Asset-Backed Lending
Definition
A form of lending in which the loan is secured against specific assets owned by the borrower, with the lender holding a security interest that allows them to seize and sell those assets in the event of default. Traditional asset-backed lending (ABL) uses tangible assets as collateral — commercial property, manufacturing equipment, inventory, and accounts receivable — and is a mature market with standardised frameworks, deep lender appetite, and LTV ratios typically ranging from 60% to 85%. Intangible asset-backed lending extends this concept to non-physical assets: patents, trademarks, software, data assets, customer contracts, and brand equity. The intangible ABL market is newer and more complex, with lower LTV ratios (20–60%) reflecting the additional challenges of valuing and liquidating intangible collateral. Both traditional and intangible ABL are revolving or term facilities, with the borrowing base determined by periodic re-valuation of the pledged assets. The convergence of these two markets is being driven by the fundamental shift in corporate value from tangible to intangible assets, with over 90% of S&P 500 enterprise value now classified as intangible.
Complementary Terms
Concepts that frequently appear alongside Asset-Backed Lending in practice.
A form of asset-backed lending in which intellectual property assets — patents, trademarks, copyrights, and proprietary software — serve as collateral for a loan facility. IP-backed lending enables knowledge-intensive businesses to access non-dilutive growth capital by pledging their intangible assets rather than physical property or equipment.
Non-physical assets pledged as security for a loan facility. Intangible collateral encompasses any intangible asset that a lender is willing to accept as part of the borrowing base, including registered intellectual property (patents, trademarks, registered designs), proprietary software with documented source code and escrow arrangements, contracted customer relationships with predictable revenue streams, brand equity supported by measurable licensing revenue or pricing premiums, and proprietary data assets with clear governance frameworks.
The process of determining the fair value of assets pledged as security for a loan, specifically adapted for the requirements of lending rather than accounting or tax purposes. Collateral valuation for intangible assets differs from standard intangible asset valuation in several important ways: it emphasises liquidation value rather than value-in-use, it considers the transferability of the asset to a hypothetical buyer in a forced-sale scenario, and it applies conservative assumptions reflecting the lender's need for downside protection.

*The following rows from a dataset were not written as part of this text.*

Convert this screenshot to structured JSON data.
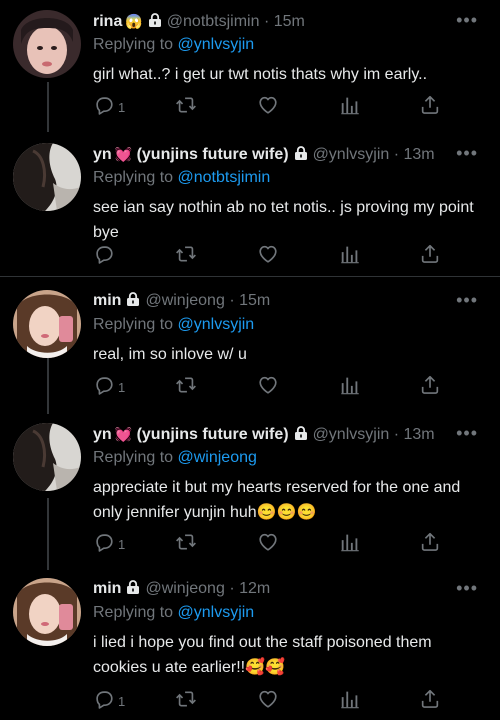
{
  "tweets": [
    {
      "name": "rina",
      "badge": "😱",
      "handle": "@notbtsjimin",
      "time": "· 15m",
      "reply_prefix": "Replying to",
      "reply_to": "@ynlvsyjin",
      "text": "girl what..? i get ur twt notis thats why im early..",
      "reply_count": "1"
    },
    {
      "name": "yn",
      "badge": "💓",
      "name_suffix": "(yunjins future wife)",
      "handle": "@ynlvsyjin",
      "time": "· 13m",
      "reply_prefix": "Replying to",
      "reply_to": "@notbtsjimin",
      "text": "see ian say nothin ab no tet notis.. js proving my point bye",
      "reply_count": ""
    },
    {
      "name": "min",
      "handle": "@winjeong",
      "time": "· 15m",
      "reply_prefix": "Replying to",
      "reply_to": "@ynlvsyjin",
      "text": "real, im so inlove w/ u",
      "reply_count": "1"
    },
    {
      "name": "yn",
      "badge": "💓",
      "name_suffix": "(yunjins future wife)",
      "handle": "@ynlvsyjin",
      "time": "· 13m",
      "reply_prefix": "Replying to",
      "reply_to": "@winjeong",
      "text": "appreciate it but my hearts reserved for the one and only jennifer yunjin huh",
      "text_emoji": "😊😊😊",
      "reply_count": "1"
    },
    {
      "name": "min",
      "handle": "@winjeong",
      "time": "· 12m",
      "reply_prefix": "Replying to",
      "reply_to": "@ynlvsyjin",
      "text": "i lied i hope you find out the staff poisoned them cookies u ate earlier!!",
      "text_emoji": "🥰🥰",
      "reply_count": "1"
    }
  ],
  "icons": {
    "reply": "reply-icon",
    "retweet": "retweet-icon",
    "like": "heart-icon",
    "views": "views-icon",
    "share": "share-icon",
    "more": "more-icon",
    "lock": "lock-icon"
  },
  "colors": {
    "background": "#000000",
    "text": "#e7e9ea",
    "muted": "#71767b",
    "link": "#1d9bf0",
    "divider": "#2f3336"
  }
}
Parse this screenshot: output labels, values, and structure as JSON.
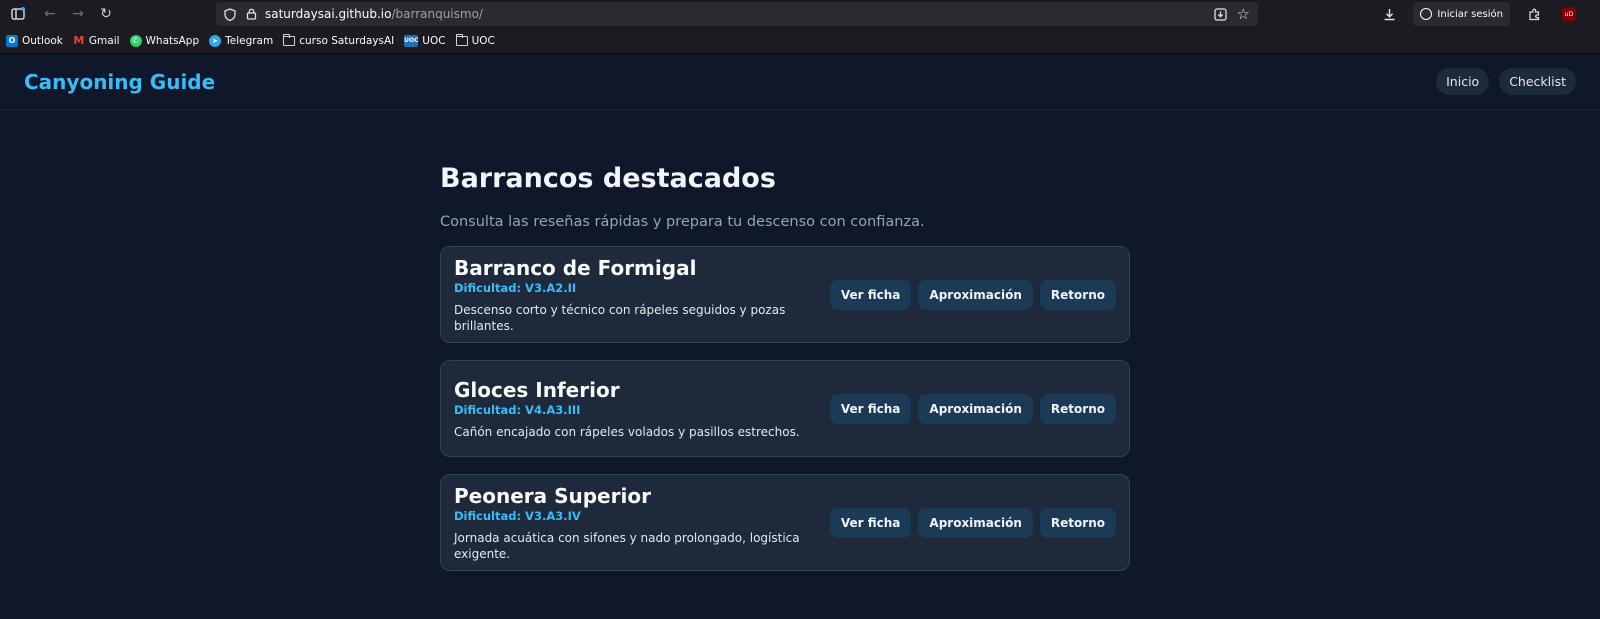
{
  "browser": {
    "url_host": "saturdaysai.github.io",
    "url_path": "/barranquismo/",
    "signin_label": "Iniciar sesión",
    "ublock_badge": "uD",
    "bookmarks": [
      {
        "label": "Outlook",
        "icon": "outlook-icon",
        "color": "#0078d4",
        "glyph": "O"
      },
      {
        "label": "Gmail",
        "icon": "gmail-icon",
        "color": "#ea4335",
        "glyph": "M"
      },
      {
        "label": "WhatsApp",
        "icon": "whatsapp-icon",
        "color": "#25d366",
        "glyph": "✆"
      },
      {
        "label": "Telegram",
        "icon": "telegram-icon",
        "color": "#2aabee",
        "glyph": "➤"
      },
      {
        "label": "curso SaturdaysAI",
        "icon": "folder-icon"
      },
      {
        "label": "UOC",
        "icon": "uoc-icon",
        "color": "#1f6fb2",
        "glyph": "U"
      },
      {
        "label": "UOC",
        "icon": "folder-icon"
      }
    ]
  },
  "header": {
    "brand": "Canyoning Guide",
    "nav": [
      {
        "label": "Inicio"
      },
      {
        "label": "Checklist"
      }
    ]
  },
  "main": {
    "title": "Barrancos destacados",
    "subtitle": "Consulta las reseñas rápidas y prepara tu descenso con confianza.",
    "canyons": [
      {
        "name": "Barranco de Formigal",
        "difficulty": "Dificultad: V3.A2.II",
        "description": "Descenso corto y técnico con rápeles seguidos y pozas brillantes."
      },
      {
        "name": "Gloces Inferior",
        "difficulty": "Dificultad: V4.A3.III",
        "description": "Cañón encajado con rápeles volados y pasillos estrechos."
      },
      {
        "name": "Peonera Superior",
        "difficulty": "Dificultad: V3.A3.IV",
        "description": "Jornada acuática con sifones y nado prolongado, logística exigente."
      }
    ],
    "actions": {
      "view": "Ver ficha",
      "approach": "Aproximación",
      "return": "Retorno"
    }
  },
  "colors": {
    "background": "#0f172a",
    "card": "#1e293b",
    "accent": "#38bdf8",
    "button": "#1a3a56"
  }
}
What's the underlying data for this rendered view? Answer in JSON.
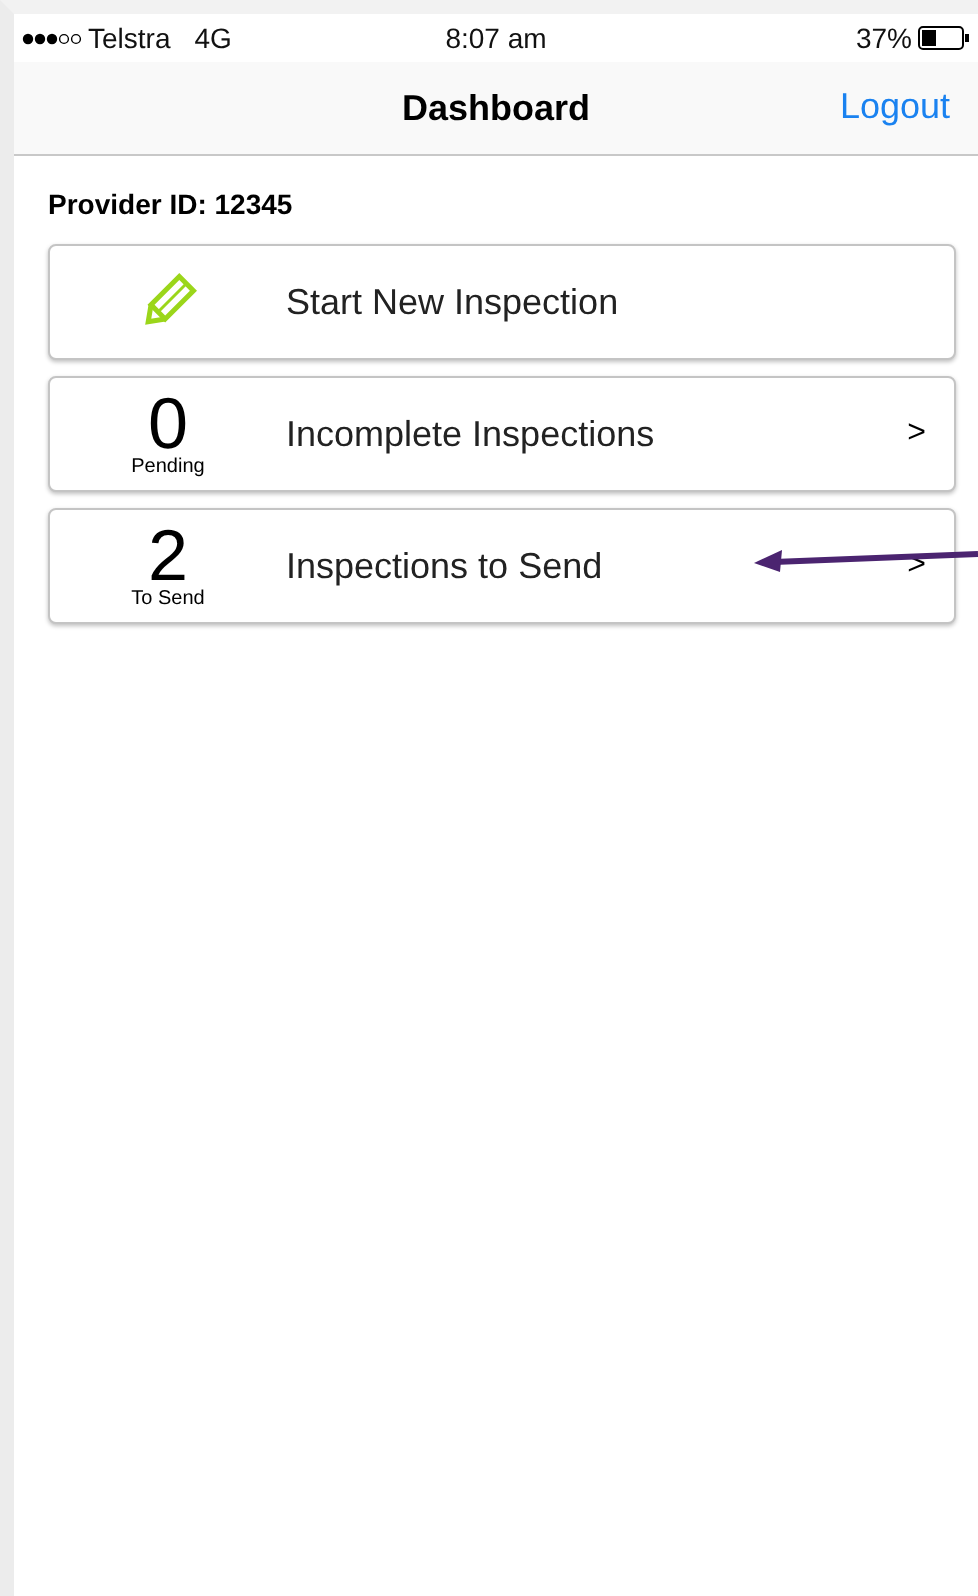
{
  "status_bar": {
    "carrier": "Telstra",
    "network": "4G",
    "time": "8:07 am",
    "battery": "37%"
  },
  "nav_bar": {
    "title": "Dashboard",
    "action": "Logout"
  },
  "provider_id": "Provider ID: 12345",
  "items": [
    {
      "kind": "action",
      "label": "Start New Inspection"
    },
    {
      "kind": "counter",
      "count": "0",
      "caption": "Pending",
      "label": "Incomplete Inspections",
      "chevron": ">"
    },
    {
      "kind": "counter",
      "count": "2",
      "caption": "To Send",
      "label": "Inspections to Send",
      "chevron": ">"
    }
  ]
}
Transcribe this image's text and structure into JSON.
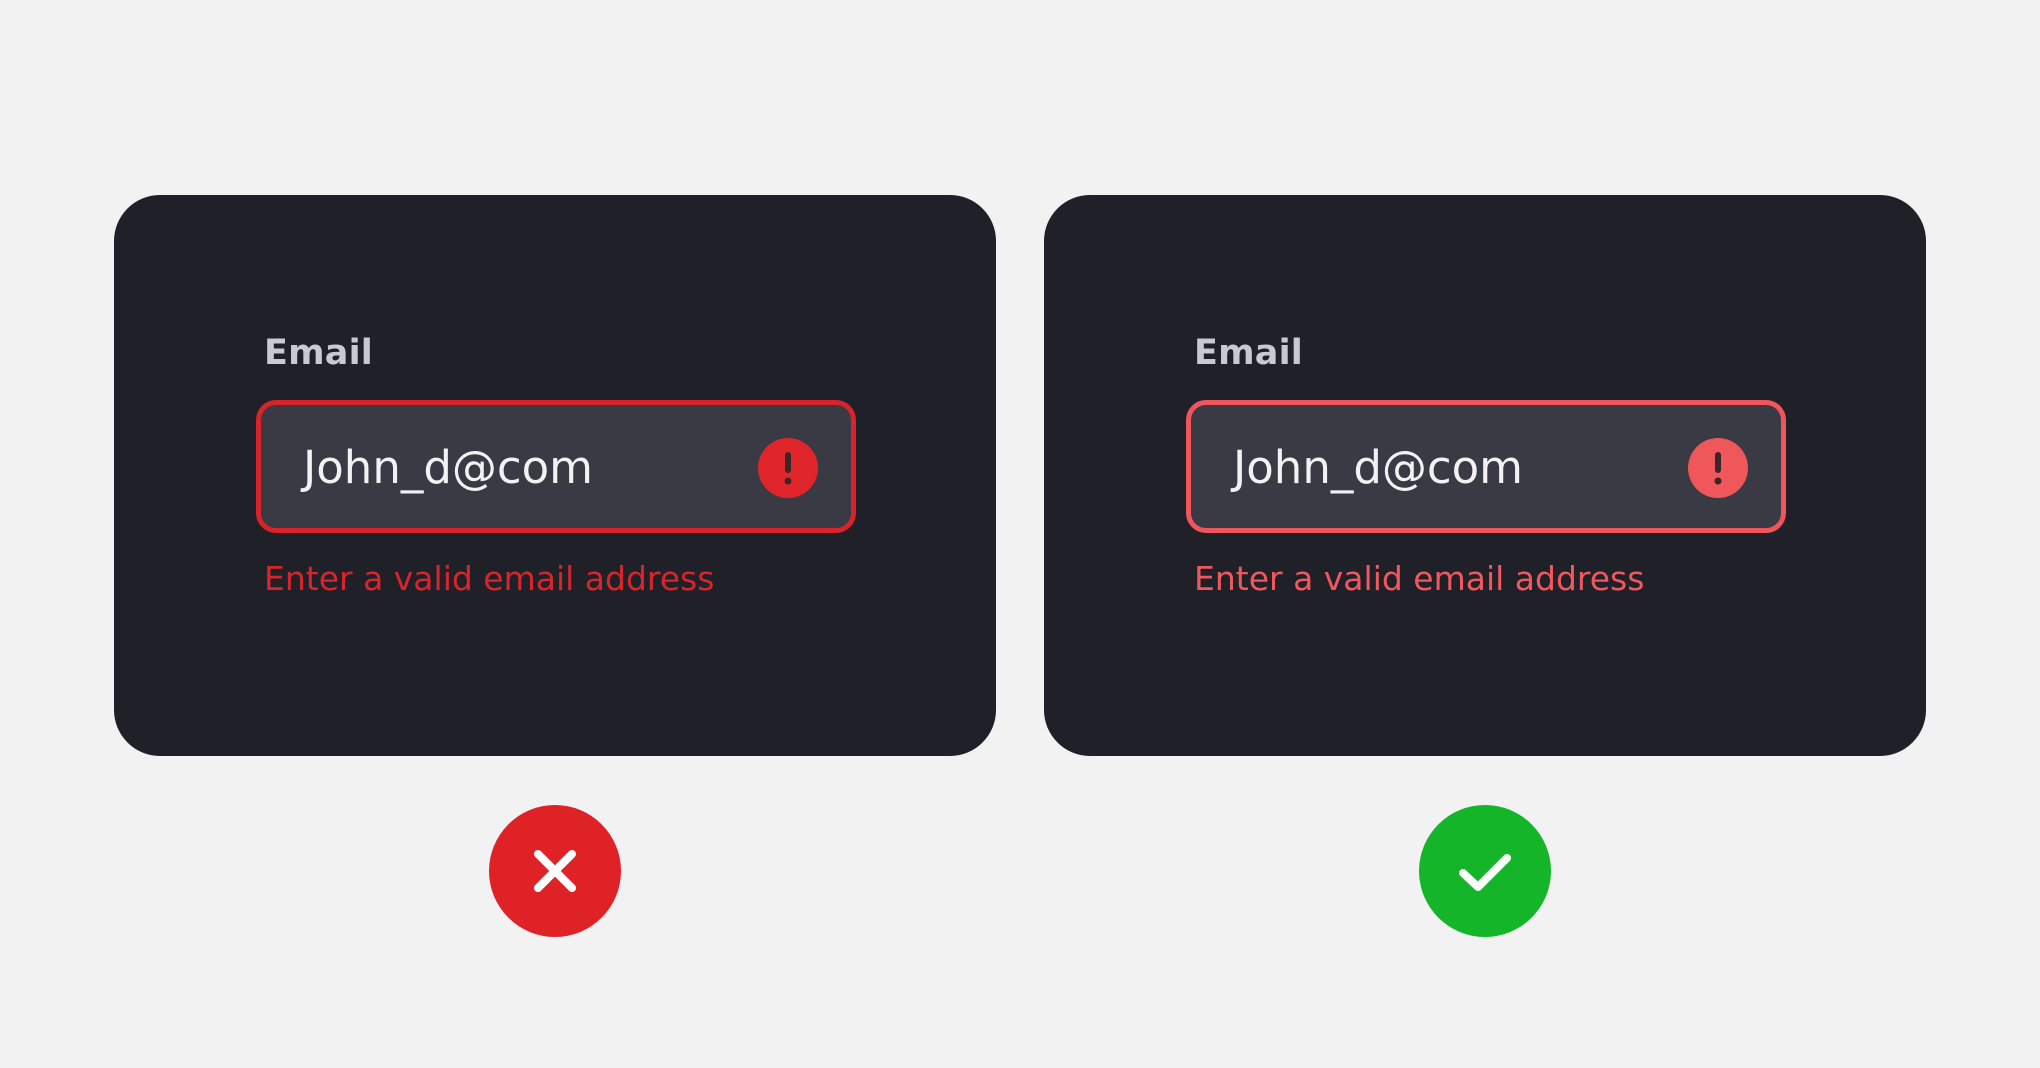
{
  "examples": [
    {
      "variant": "incorrect",
      "label": "Email",
      "value": "John_d@com",
      "error": "Enter a valid email address",
      "border_color": "#d8232a",
      "icon_color": "#e0262b",
      "error_color": "#d8252b",
      "icon": "exclamation-icon"
    },
    {
      "variant": "correct",
      "label": "Email",
      "value": "John_d@com",
      "error": "Enter a valid email address",
      "border_color": "#f0555b",
      "icon_color": "#f0575b",
      "error_color": "#f0585d",
      "icon": "exclamation-icon"
    }
  ],
  "verdicts": [
    {
      "icon": "cross-icon",
      "color": "#de2226"
    },
    {
      "icon": "checkmark-icon",
      "color": "#15b52a"
    }
  ],
  "colors": {
    "page_background": "#f2f2f2",
    "card_background": "#1f2028",
    "input_background": "#393a43",
    "label_text": "#c9cacf",
    "input_text": "#f2f2f4"
  }
}
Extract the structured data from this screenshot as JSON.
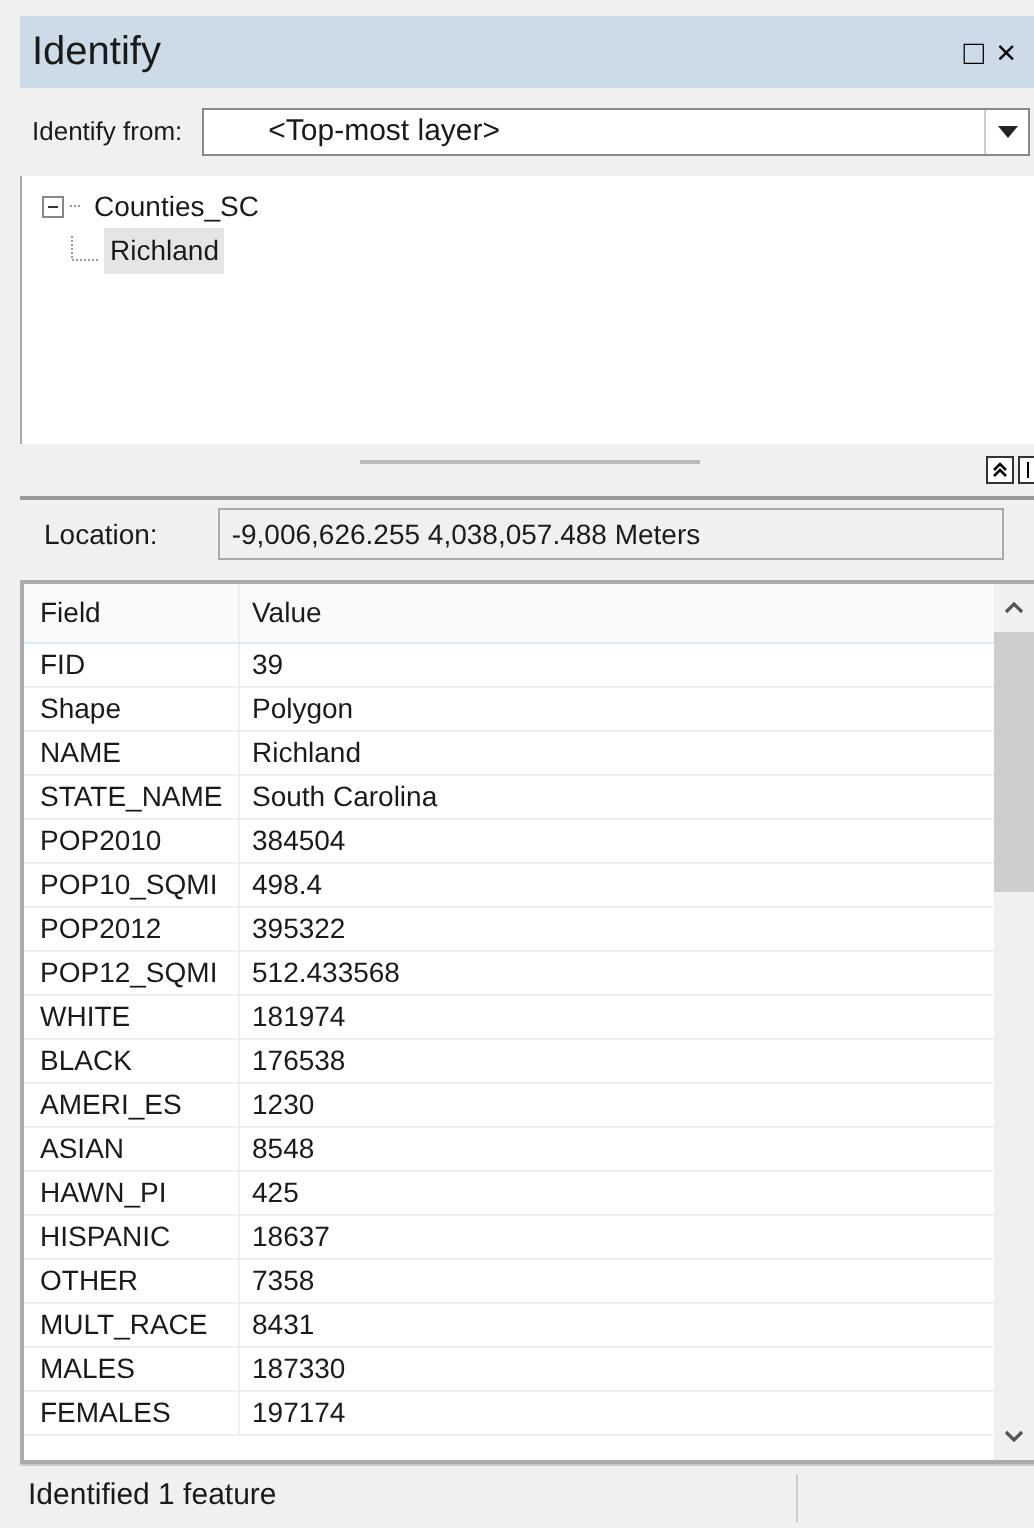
{
  "window": {
    "title": "Identify",
    "buttons": [
      "□",
      "×"
    ]
  },
  "identify_from": {
    "label": "Identify from:",
    "value": "<Top-most layer>"
  },
  "tree": [
    {
      "label": "Counties_SC",
      "expanded": true,
      "selected": false,
      "children": [
        {
          "label": "Richland",
          "selected": true
        }
      ]
    }
  ],
  "location": {
    "label": "Location:",
    "value": "-9,006,626.255  4,038,057.488 Meters"
  },
  "table": {
    "columns": [
      "Field",
      "Value"
    ],
    "rows": [
      [
        "FID",
        "39"
      ],
      [
        "Shape",
        "Polygon"
      ],
      [
        "NAME",
        "Richland"
      ],
      [
        "STATE_NAME",
        "South Carolina"
      ],
      [
        "POP2010",
        "384504"
      ],
      [
        "POP10_SQMI",
        "498.4"
      ],
      [
        "POP2012",
        "395322"
      ],
      [
        "POP12_SQMI",
        "512.433568"
      ],
      [
        "WHITE",
        "181974"
      ],
      [
        "BLACK",
        "176538"
      ],
      [
        "AMERI_ES",
        "1230"
      ],
      [
        "ASIAN",
        "8548"
      ],
      [
        "HAWN_PI",
        "425"
      ],
      [
        "HISPANIC",
        "18637"
      ],
      [
        "OTHER",
        "7358"
      ],
      [
        "MULT_RACE",
        "8431"
      ],
      [
        "MALES",
        "187330"
      ],
      [
        "FEMALES",
        "197174"
      ]
    ]
  },
  "status_bar": "Identified 1 feature"
}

A non-physical asset that derives value from intellectual or legal rights, or from the competitive advantage it provides. Examples include brands, patents, software, customer relationships, data, organisational know-how, and human capital.
A flexible lending arrangement that allows a borrower to draw down, repay, and redraw funds up to an agreed credit limit over the life of the facility, paying interest only on the amount outstanding plus a commitment fee on the undrawn portion. Revolving credit facilities are the primary source of working capital flexibility for corporate borrowers and are typically secured by a floating charge over the borrower's assets.
The difference between a company's enterprise value and the value of assets that traditional lenders will accept as collateral. The collateral gap is particularly acute for knowledge-intensive businesses, where the majority of value is held in intangible assets — patents, software, brand equity, customer relationships, data — that conventional lending frameworks do not recognise as eligible security.
The practice of providing loan facilities secured against intellectual property assets, used interchangeably with IP-backed lending in most contexts. Lending against IP represents a fundamental shift in how financial institutions assess creditworthiness and collateral suitability, moving beyond traditional tangible asset security to recognise the economic value embodied in patents, trademarks, copyrights, trade secrets, and proprietary technology.